Uma pista para entender o que motivou a Globo divulgar o documento pode ter sido uma resposta ao mal-estar causada na redação global descrita no post do ex-jornalista global, Rodrigo Vianna, onde revela que a ordem da empresa é partir para cima de Celso Amorim, novo ministro da Defesa.

“O jornalista, com quem conversei há pouco por telefone, estava indignado: “é cada vez mais desanimador fazer jornalismo aqui”. Disse-me que a orientação é muito clara: os pauteiros devem buscar entrevistados – para o JN, Jornal da Globo e Bom dia Brasil – que comprovem a tese de que a escolha de Celso Amorim vai gerar “turbulência” no meio militar. Os repórteres já recebem a pauta assim, direcionada: o texto final das reportagens deve seguir essa linha. Não há escolha”, diz trecho do post.

Para quem conhece o modos operandi do jornalismo televiso sabe que nenhuma empresa divulga “seus princípios” da noite para o dia, como um serviço ao público, como assinala o documento oficial. O documento casa perfeitamente com as denúncias publicadas no post do Rodrigo Vianna e revela que o clima na emissora, após a decisão de partir para cima do Celso Amorim, não é do melhores.
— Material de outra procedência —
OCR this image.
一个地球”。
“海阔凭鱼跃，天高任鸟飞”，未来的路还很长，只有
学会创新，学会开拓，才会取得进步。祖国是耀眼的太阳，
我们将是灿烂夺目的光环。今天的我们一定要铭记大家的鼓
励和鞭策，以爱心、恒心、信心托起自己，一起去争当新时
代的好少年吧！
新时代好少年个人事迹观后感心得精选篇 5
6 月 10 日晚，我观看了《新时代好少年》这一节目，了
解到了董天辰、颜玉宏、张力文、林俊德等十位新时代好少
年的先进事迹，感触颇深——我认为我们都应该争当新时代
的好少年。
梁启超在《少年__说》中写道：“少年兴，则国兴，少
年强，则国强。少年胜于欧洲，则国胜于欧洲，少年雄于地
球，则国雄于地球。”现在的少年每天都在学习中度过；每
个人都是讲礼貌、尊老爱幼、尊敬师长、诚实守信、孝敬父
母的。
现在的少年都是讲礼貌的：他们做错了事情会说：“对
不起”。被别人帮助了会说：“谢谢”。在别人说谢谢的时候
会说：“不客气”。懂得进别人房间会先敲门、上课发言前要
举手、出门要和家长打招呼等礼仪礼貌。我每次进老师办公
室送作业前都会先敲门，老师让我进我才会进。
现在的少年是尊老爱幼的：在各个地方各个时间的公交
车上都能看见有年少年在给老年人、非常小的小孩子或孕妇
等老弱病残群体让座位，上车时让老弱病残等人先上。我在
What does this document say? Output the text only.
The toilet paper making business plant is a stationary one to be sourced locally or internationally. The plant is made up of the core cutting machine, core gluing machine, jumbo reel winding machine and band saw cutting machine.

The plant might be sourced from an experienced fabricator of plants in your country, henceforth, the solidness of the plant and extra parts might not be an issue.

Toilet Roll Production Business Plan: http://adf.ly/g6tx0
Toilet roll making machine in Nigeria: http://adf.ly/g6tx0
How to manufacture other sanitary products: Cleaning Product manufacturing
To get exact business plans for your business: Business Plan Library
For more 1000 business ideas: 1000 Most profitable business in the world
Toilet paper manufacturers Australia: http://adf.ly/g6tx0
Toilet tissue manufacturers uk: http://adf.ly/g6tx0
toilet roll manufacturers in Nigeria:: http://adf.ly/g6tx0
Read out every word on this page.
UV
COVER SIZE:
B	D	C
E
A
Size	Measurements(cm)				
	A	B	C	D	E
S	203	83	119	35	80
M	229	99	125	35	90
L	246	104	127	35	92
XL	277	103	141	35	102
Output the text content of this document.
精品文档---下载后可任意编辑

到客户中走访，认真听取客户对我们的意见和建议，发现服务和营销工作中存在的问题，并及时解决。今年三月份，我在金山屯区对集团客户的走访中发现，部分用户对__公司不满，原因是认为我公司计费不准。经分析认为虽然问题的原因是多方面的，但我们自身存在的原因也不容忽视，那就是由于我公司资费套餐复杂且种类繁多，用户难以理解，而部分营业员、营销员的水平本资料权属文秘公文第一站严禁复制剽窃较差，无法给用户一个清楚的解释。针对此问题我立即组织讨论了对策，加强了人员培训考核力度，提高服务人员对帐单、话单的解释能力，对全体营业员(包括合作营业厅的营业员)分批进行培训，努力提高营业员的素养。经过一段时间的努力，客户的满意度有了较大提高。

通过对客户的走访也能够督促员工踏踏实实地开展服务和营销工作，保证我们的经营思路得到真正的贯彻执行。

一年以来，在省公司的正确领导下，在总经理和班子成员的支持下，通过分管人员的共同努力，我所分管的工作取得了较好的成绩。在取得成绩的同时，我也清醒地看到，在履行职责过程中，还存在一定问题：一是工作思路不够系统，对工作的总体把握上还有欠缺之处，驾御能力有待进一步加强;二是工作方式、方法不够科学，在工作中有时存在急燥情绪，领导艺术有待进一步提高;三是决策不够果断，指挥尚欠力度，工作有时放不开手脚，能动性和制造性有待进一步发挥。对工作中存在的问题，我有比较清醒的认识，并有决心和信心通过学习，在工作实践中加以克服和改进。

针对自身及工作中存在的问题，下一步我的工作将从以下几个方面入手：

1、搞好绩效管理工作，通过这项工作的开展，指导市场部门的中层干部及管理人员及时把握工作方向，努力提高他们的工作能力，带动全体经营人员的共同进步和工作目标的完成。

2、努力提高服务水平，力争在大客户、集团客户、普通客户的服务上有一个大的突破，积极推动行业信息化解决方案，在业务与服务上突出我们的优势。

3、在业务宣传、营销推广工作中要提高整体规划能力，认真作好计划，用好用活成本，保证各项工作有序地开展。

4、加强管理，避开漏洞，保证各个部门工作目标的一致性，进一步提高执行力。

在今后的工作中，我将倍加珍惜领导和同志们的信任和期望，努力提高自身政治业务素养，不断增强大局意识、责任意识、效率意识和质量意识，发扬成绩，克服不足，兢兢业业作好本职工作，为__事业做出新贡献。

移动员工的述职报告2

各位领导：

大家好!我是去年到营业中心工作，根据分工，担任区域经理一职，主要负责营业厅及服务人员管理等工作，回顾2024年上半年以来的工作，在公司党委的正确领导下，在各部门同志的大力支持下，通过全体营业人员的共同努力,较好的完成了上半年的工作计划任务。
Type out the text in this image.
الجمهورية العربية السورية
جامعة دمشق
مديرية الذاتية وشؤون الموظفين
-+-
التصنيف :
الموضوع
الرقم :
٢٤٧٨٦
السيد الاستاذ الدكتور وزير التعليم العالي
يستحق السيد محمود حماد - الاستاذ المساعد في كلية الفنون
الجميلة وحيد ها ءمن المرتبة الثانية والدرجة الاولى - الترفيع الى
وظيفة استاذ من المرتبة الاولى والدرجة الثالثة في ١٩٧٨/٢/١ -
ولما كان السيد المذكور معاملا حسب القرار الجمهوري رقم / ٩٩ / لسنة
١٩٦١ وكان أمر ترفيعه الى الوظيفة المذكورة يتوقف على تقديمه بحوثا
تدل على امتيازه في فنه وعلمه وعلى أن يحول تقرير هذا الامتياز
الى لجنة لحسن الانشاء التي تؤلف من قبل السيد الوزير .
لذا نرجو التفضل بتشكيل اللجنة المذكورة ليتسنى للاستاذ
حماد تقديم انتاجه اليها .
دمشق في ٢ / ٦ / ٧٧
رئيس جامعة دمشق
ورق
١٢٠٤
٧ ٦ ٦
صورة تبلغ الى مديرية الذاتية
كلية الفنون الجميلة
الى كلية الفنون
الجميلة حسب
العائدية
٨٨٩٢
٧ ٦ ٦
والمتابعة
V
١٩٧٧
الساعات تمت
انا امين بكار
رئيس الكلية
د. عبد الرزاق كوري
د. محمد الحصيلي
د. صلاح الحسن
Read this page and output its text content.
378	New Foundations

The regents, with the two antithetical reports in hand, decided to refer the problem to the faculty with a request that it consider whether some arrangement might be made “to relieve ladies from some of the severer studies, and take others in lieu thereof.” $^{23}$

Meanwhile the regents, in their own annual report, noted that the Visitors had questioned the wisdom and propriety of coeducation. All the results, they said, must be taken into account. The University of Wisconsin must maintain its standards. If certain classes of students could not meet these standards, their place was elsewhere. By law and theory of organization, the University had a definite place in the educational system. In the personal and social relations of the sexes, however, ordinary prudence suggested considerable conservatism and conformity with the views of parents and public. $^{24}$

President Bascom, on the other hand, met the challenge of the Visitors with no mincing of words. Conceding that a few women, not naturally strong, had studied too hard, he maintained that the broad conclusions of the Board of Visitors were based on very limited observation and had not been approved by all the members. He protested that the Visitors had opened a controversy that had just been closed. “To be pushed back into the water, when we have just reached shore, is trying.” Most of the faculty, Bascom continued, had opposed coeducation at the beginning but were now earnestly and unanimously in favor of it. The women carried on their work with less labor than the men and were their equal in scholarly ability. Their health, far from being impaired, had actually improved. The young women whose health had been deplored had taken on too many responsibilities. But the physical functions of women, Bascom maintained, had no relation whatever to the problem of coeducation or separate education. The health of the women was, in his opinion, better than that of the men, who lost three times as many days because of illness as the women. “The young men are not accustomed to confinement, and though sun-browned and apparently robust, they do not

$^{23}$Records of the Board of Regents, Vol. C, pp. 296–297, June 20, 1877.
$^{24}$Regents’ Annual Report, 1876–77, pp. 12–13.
Na história da emissora tem sido natural a publicação de cartas de princípios em momento de crises. Parafraseando o ex-presidente Lula, “nunca na história desse país” a Rede Globo enfrenta tamanha crise, seja de audiência, de credibilidade, financeira, além da concorrência da Rede Record e demais veículos, que, diariamente conquista fiéis telespectadores e anunciantes.

Em 1984, ao se aproximar o fim da Ditadura Militar, Roberto Marinho escreveu um editorial no dia 7 de outubro intitulado “Julgamento da Revolução”. No texto, Marinho disse que o apoio da Rede Globo ao Golpe Militar foi acertado pois refletia a “vontade do povo brasileiro” e a “defesa das instituições democráticas”. O editorial elogia ainda os êxitos da Ditadura Militar e sinaliza que, durante o processo eleitoral, as conquistas do governo dos “milicos” deveriam ser preservadas.

Em 1989, após a manipulação do debate eleitoral que destacou os melhores momentos de Fernando Collor e os piores momentos de Lula, a Rede de Globo também ressaltou quais os princípios editoriais que norteavam a empresa:

“Nosso trabalho, como profissionais da televisão, foi e continuará sendo o que fez a televisão nesses dois debates. Manter aberto esse canal de duas mãos entre o eleito e os eleitores, para que melhor se exerça a democracia”.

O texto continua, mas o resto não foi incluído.